Companies with the highest 2002 expected rates of return on plan assets were FedEx Corp., at 10.9%, unchanged from 2001; Weyerhaeuser, 10.5%, down from 11%, the highest rate used in 2001; Northwest Airlines, 10.5%, unchanged; General Mills Inc., 10.4%, unchanged; DaimlerChrysler Corp., 10.1%, unchanged; and Navistar International Corp., 10.1%, up from 9.9%.
Companies that raised their rates in 2002 were Nationwide Financial Services Inc., to 8.3% from 8%; Navistar, to 10.1% from 9.9%; General Dynamics Corp., to 8.3% from 8.2%; and The Dow Chemical Co., to 9.3% from 9.2%.
Nine of the 14 companies with 2002 rates of 10% or higher noted in their annual reports that they would use a lower rate for 2003.
A Navistar spokesman said plan officials had been confident they would gain 10.1% on investments last year, but since have responded to falling returns by lowering the 2003 return assumption to 9%, as stated in the company's 2002 annual report.
The plan's funding shortfall grew $480 million, to $992 million at the end of 2002, and the plan dropped to 72% funded from 85%.
GM maintained its 10% expected rate of return. But the plan will lower its rate to 9% in 2003, according to its 2002 annual report. The automaker stated in the pension footnote that the process for determining this rate "gives appropriate consideration to recent fund performance and historical returns, (but) the assumption is primarily a long-term prospective rate."

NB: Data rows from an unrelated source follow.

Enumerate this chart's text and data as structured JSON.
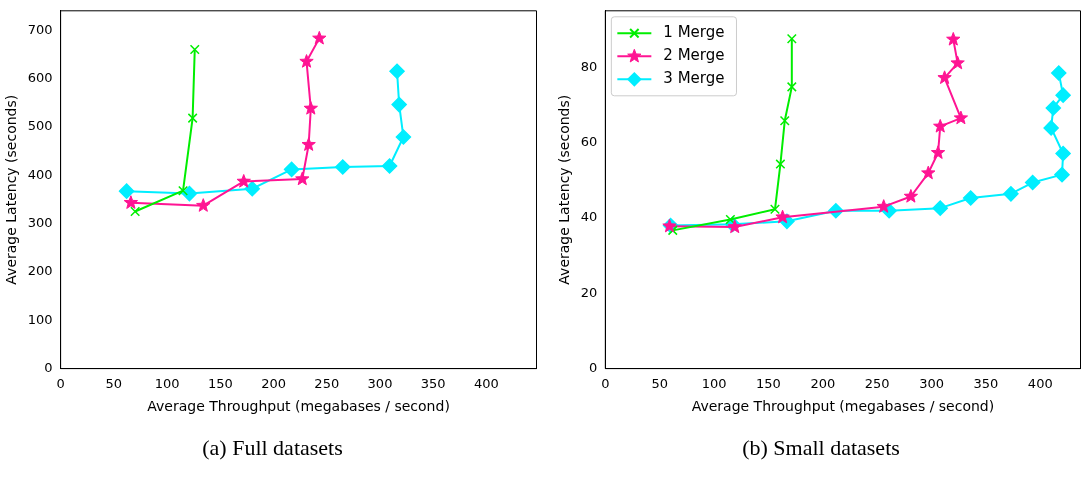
{
  "chart_data": [
    {
      "type": "line",
      "title": "(a) Full datasets",
      "xlabel": "Average Throughput (megabases / second)",
      "ylabel": "Average Latency (seconds)",
      "xlim": [
        0,
        447
      ],
      "ylim": [
        0,
        740
      ],
      "xticks": [
        0,
        50,
        100,
        150,
        200,
        250,
        300,
        350,
        400
      ],
      "yticks": [
        0,
        100,
        200,
        300,
        400,
        500,
        600,
        700
      ],
      "grid": false,
      "legend": false,
      "series": [
        {
          "color": "#00ee00",
          "marker": "cross",
          "x": [
            70,
            115,
            124,
            126
          ],
          "values": [
            325,
            368,
            518,
            660
          ]
        },
        {
          "color": "#ff1493",
          "marker": "star",
          "x": [
            66,
            134,
            172,
            227,
            233,
            235,
            231,
            243
          ],
          "values": [
            343,
            337,
            387,
            392,
            463,
            538,
            635,
            683
          ]
        },
        {
          "color": "#00eeff",
          "marker": "diamond",
          "x": [
            62,
            121,
            180,
            217,
            265,
            309,
            322,
            318,
            316
          ],
          "values": [
            367,
            362,
            372,
            412,
            417,
            419,
            479,
            546,
            615
          ]
        }
      ]
    },
    {
      "type": "line",
      "title": "(b) Small datasets",
      "xlabel": "Average Throughput (megabases / second)",
      "ylabel": "Average Latency (seconds)",
      "xlim": [
        0,
        437
      ],
      "ylim": [
        0,
        95
      ],
      "xticks": [
        0,
        50,
        100,
        150,
        200,
        250,
        300,
        350,
        400
      ],
      "yticks": [
        0,
        20,
        40,
        60,
        80
      ],
      "grid": false,
      "legend": "top left",
      "series": [
        {
          "name": "1 Merge",
          "color": "#00ee00",
          "marker": "cross",
          "x": [
            62,
            115,
            156,
            161,
            165,
            171.5,
            171.5
          ],
          "values": [
            36.7,
            39.6,
            42.3,
            54.3,
            65.8,
            74.8,
            87.6
          ]
        },
        {
          "name": "2 Merge",
          "color": "#ff1493",
          "marker": "star",
          "x": [
            59,
            119,
            163,
            256,
            281,
            297,
            306,
            308,
            327,
            312,
            324,
            320
          ],
          "values": [
            37.8,
            37.6,
            40.2,
            43,
            45.7,
            51.9,
            57.3,
            64.3,
            66.5,
            77.2,
            81.1,
            87.4
          ]
        },
        {
          "name": "3 Merge",
          "color": "#00eeff",
          "marker": "diamond",
          "x": [
            60,
            117,
            167,
            212,
            261,
            308,
            336,
            373,
            393,
            420,
            421,
            410,
            412,
            421,
            417
          ],
          "values": [
            38,
            38.3,
            39.1,
            41.9,
            41.9,
            42.6,
            45.3,
            46.4,
            49.4,
            51.5,
            57.1,
            63.9,
            69.2,
            72.6,
            78.5
          ]
        }
      ]
    }
  ]
}
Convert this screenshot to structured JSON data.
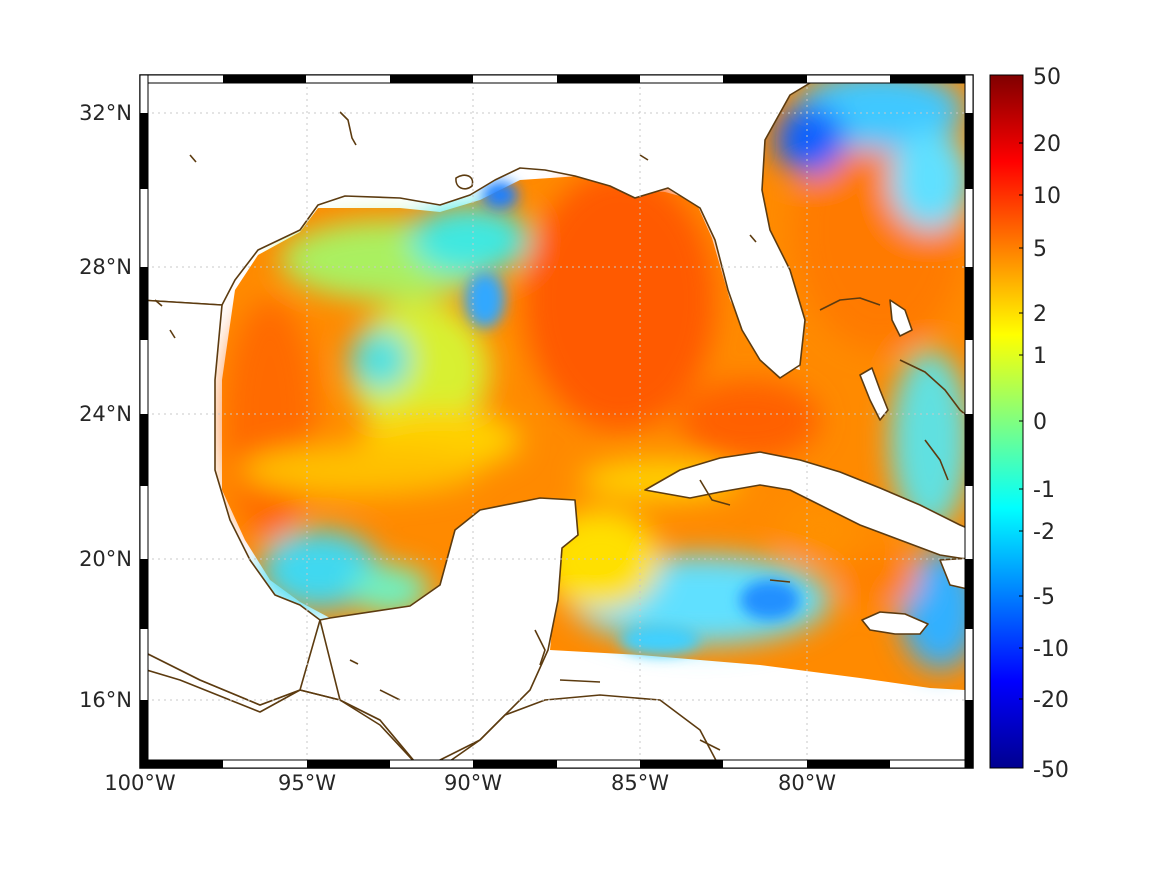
{
  "map": {
    "lat_labels": [
      "32°N",
      "28°N",
      "24°N",
      "20°N",
      "16°N"
    ],
    "lon_labels": [
      "100°W",
      "95°W",
      "90°W",
      "85°W",
      "80°W"
    ],
    "lat_values": [
      32,
      28,
      24,
      20,
      16
    ],
    "lon_values": [
      -100,
      -95,
      -90,
      -85,
      -80
    ],
    "extent": {
      "lon_min": -100,
      "lon_max": -75,
      "lat_min": 14.3,
      "lat_max": 33
    },
    "colormap": "jet",
    "land_color": "#ffffff",
    "coastline_color": "#5c3b10"
  },
  "colorbar": {
    "tick_labels": [
      "50",
      "20",
      "10",
      "5",
      "2",
      "1",
      "0",
      "-1",
      "-2",
      "-5",
      "-10",
      "-20",
      "-50"
    ]
  }
}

Thirty-five of the 100 companies stated their 2003 return assumptions on plan assets, and each was lower than that used in 2002.
These rates still are "ridiculously high," said Jeremy Gold, head of Jeremy Gold Pensions, New York.
A strict application of Financial Accounting Standard 87, the regulation dealing with pension plans, would lead to a rate of 6% or 7%, he said.